22 The Minister, at [73], noted the applicant's submission that he was extremely remorseful and will not repeat the mistakes of his past. However, the Minister noted at [74], in each submission the applicant framed his remorse within the context of how his imprisonment and/or detention had impacted on his relationships with his partner and children, rather than considering Australian law, the impact on the community, or the victims of his assaults. The Minister considered that the applicant expressed very similar sentiments in 2011 in his submission in response to his Notice of Intent to Consider Cancellation. The Minister therefore found that the applicant's remorse did not reflect remorse for his crimes or victims thereof.
23 At [80], the Minister found the applicant demonstrated an ongoing disregard and disrespect for Australian law, including court outcomes.
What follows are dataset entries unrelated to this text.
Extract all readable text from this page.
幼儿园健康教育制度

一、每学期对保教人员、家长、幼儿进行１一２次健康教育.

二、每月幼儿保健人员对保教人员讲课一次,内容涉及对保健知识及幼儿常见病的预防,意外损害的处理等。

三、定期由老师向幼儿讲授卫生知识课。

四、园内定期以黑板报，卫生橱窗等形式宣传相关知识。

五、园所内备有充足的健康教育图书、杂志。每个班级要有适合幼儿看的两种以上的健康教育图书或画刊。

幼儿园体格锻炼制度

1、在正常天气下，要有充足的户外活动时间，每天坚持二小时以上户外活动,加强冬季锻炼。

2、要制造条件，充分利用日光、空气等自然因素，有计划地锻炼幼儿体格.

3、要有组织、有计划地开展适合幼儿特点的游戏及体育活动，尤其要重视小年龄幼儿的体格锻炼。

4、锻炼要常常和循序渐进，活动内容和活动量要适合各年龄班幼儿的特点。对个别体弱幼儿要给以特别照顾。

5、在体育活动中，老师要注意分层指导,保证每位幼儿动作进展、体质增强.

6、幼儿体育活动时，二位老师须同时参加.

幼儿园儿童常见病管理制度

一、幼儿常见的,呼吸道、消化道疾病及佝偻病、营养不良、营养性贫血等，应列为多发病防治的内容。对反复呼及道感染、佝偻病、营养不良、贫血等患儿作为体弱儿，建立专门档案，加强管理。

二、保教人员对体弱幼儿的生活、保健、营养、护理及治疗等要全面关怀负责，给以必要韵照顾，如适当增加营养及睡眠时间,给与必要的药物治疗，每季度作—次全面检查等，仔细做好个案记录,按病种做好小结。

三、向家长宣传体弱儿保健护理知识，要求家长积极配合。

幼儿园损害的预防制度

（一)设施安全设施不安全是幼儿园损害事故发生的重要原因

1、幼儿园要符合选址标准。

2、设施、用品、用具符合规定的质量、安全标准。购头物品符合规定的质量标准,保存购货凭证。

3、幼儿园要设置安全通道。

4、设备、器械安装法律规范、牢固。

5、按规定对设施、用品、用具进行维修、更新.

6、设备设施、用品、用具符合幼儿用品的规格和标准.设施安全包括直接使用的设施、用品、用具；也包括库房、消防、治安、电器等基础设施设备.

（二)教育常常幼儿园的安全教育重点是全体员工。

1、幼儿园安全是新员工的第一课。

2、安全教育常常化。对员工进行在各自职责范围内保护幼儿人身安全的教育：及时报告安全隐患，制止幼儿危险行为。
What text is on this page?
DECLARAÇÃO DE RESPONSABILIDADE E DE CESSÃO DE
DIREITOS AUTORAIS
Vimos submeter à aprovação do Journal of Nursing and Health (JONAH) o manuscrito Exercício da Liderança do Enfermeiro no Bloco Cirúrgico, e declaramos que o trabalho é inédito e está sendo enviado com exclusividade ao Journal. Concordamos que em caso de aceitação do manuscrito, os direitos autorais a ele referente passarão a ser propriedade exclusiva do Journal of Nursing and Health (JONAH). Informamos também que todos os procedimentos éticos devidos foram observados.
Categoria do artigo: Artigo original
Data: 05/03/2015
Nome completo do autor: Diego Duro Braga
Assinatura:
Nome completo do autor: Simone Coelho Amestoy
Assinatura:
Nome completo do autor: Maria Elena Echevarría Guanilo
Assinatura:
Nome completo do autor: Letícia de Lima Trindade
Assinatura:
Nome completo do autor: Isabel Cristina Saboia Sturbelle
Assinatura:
The Minister expressed the view that the applicant had been given multiple opportunities by the courts to rehabilitate and address his drug and alcohol issues and he had not complied with the majority of those orders.
24 On the basis of the evidence before him, the Minister found, at [82], there was a likelihood the applicant will reoffend and he considered further offending of a violent nature, or further unlicensed or other driving offences by the applicant, could result in physical harm to members of the Australian community.
25 The Minister stated his conclusion at [83]-[92]. At [91], the Minister said the following:
In reaching my decision about whether I am satisfied that there is another reason why the original decision should be revoked, I concluded that Mr JAMES represents an unacceptable risk of harm to the Australian community and that the protection of the Australian community outweighed the best interests of his children and family members, as a primary consideration, and any other considerations as described above. These include the 16 years he has lived in Australia, having worked for approximately three years, an employment opportunity if released, his bond to his family and Australia, and the hardship Mr JAMES, his family and social networks will endure in the event the original decision is not revoked.